West of SunshineVenice Film Festival 2017
Catharsis and a man’s attachment to his automobile are two overarching themes that are introduced in the opening scene of West of Sunshine. The blue colour palate in the first sequence and the use of running water foreshadow Jimmy’s (Damian Hill) dreary and unlucky day, which is about to unfold. His troubles stem from his gambling and his need to pay back a loan shark on the same day he needs to deliver packages for work and care for his estranged son Alex (Tyler Perham). Jim’s prized possession, his pristine vintage car, has been his primary focus rather than his family.
In his debut feature, Australian writer-director Jason Raftopoulos allows a full four minutes to pass before any speech enters the story. If only the entire narrative could be told through the images and soundtrack rather than the poorly constructed dialogue. Hill’s delivery is not that believable and takes away from the interesting camera angles and great cinematography provided by director of photography Thom Neal. The images and music are given a front seat to conversation but that isn’t enough to make up for some strange lines.
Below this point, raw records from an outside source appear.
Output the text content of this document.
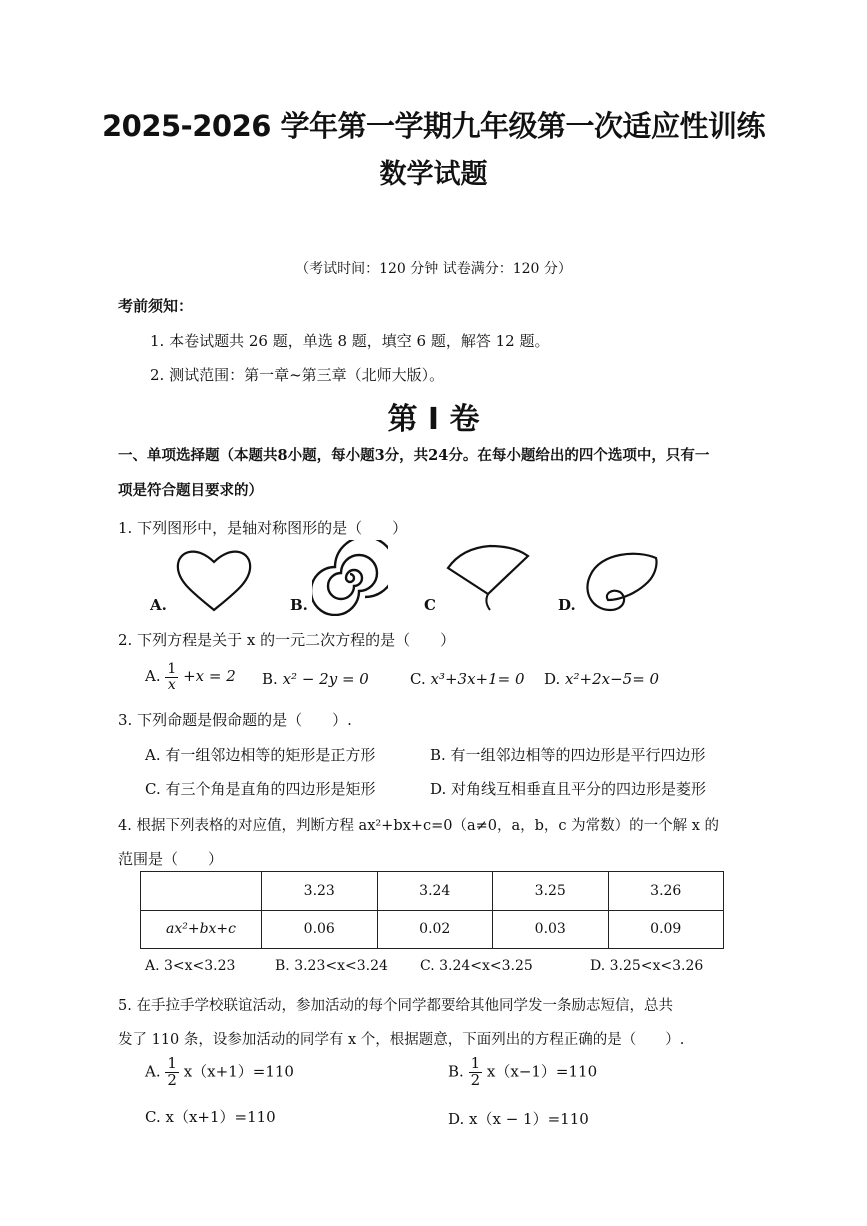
2025-2026 学年第一学期九年级第一次适应性训练
数学试题
（考试时间：120 分钟 试卷满分：120 分）
考前须知：
1. 本卷试题共 26 题，单选 8 题，填空 6 题，解答 12 题。
2. 测试范围：第一章~第三章（北师大版）。
第 I 卷
一、单项选择题（本题共8小题，每小题3分，共24分。在每小题给出的四个选项中，只有一
项是符合题目要求的）
1. 下列图形中，是轴对称图形的是（　　）
A.	B.	C	D.
2. 下列方程是关于 x 的一元二次方程的是（　　）
A. $\frac{1}{x} +x = 2$ B. x² − 2y = 0	C. x³+3x+1= 0 D. x²+2x−5= 0
3. 下列命题是假命题的是（　　）.
A. 有一组邻边相等的矩形是正方形	B. 有一组邻边相等的四边形是平行四边形
C. 有三个角是直角的四边形是矩形	D. 对角线互相垂直且平分的四边形是菱形
4. 根据下列表格的对应值，判断方程 ax²+bx+c=0（a≠0，a，b，c 为常数）的一个解 x 的
范围是（　　）
	3.23	3.24	3.25	3.26
ax²+bx+c	0.06	0.02	0.03	0.09
A. 3<x<3.23	B. 3.23<x<3.24 C. 3.24<x<3.25	D. 3.25<x<3.26
5. 在手拉手学校联谊活动，参加活动的每个同学都要给其他同学发一条励志短信，总共
发了 110 条，设参加活动的同学有 x 个，根据题意，下面列出的方程正确的是（　　）.
A. $\frac{1}{2} x(x+1)=110$	B. $\frac{1}{2} x(x-1)=110$
C. x（x+1）=110	D. x（x − 1）=110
Jim’s precious car moves the plot along not only physically but also emotionally. It’s unfortunate that the big climactic scene is a bit of a letdown, with unrealistic direction and odd editing. A script doctor should have cleaned up the dialogue and made the interaction between Jim and bad guy Banos (Tony Nikolakopoulos) more tense, more something, just more.
Some of the most memorable moments are when Jim and his son are travelling around in his beautiful car, delivering a variety of packages around Melbourne’s West. The camera framing and sun-drenched lighting are spot on and the interactions with an array of people make for interesting storytelling. The shots in and around Jim’s car are well-paced and reflect its importance in his world; one camera placement shooting the car’s wheels is a fun choice.
As this is an indie film, there seems to be some sort of gritty or lesser quality to the shots. The images, while very moving and convincing, occasionally look cheap, which is probably a purposeful choice. It will be fascinating to see where Raftopoulos’s filmmaking career goes from here after his impressive premiere in the Orizzonti section at the 2017 Venice Film Festival. At least, visually speaking, his feature debut is a success and it would be nice to see him direct something penned by a more seasoned screenwriter.
West of Sunshine does not have a UK release date yet.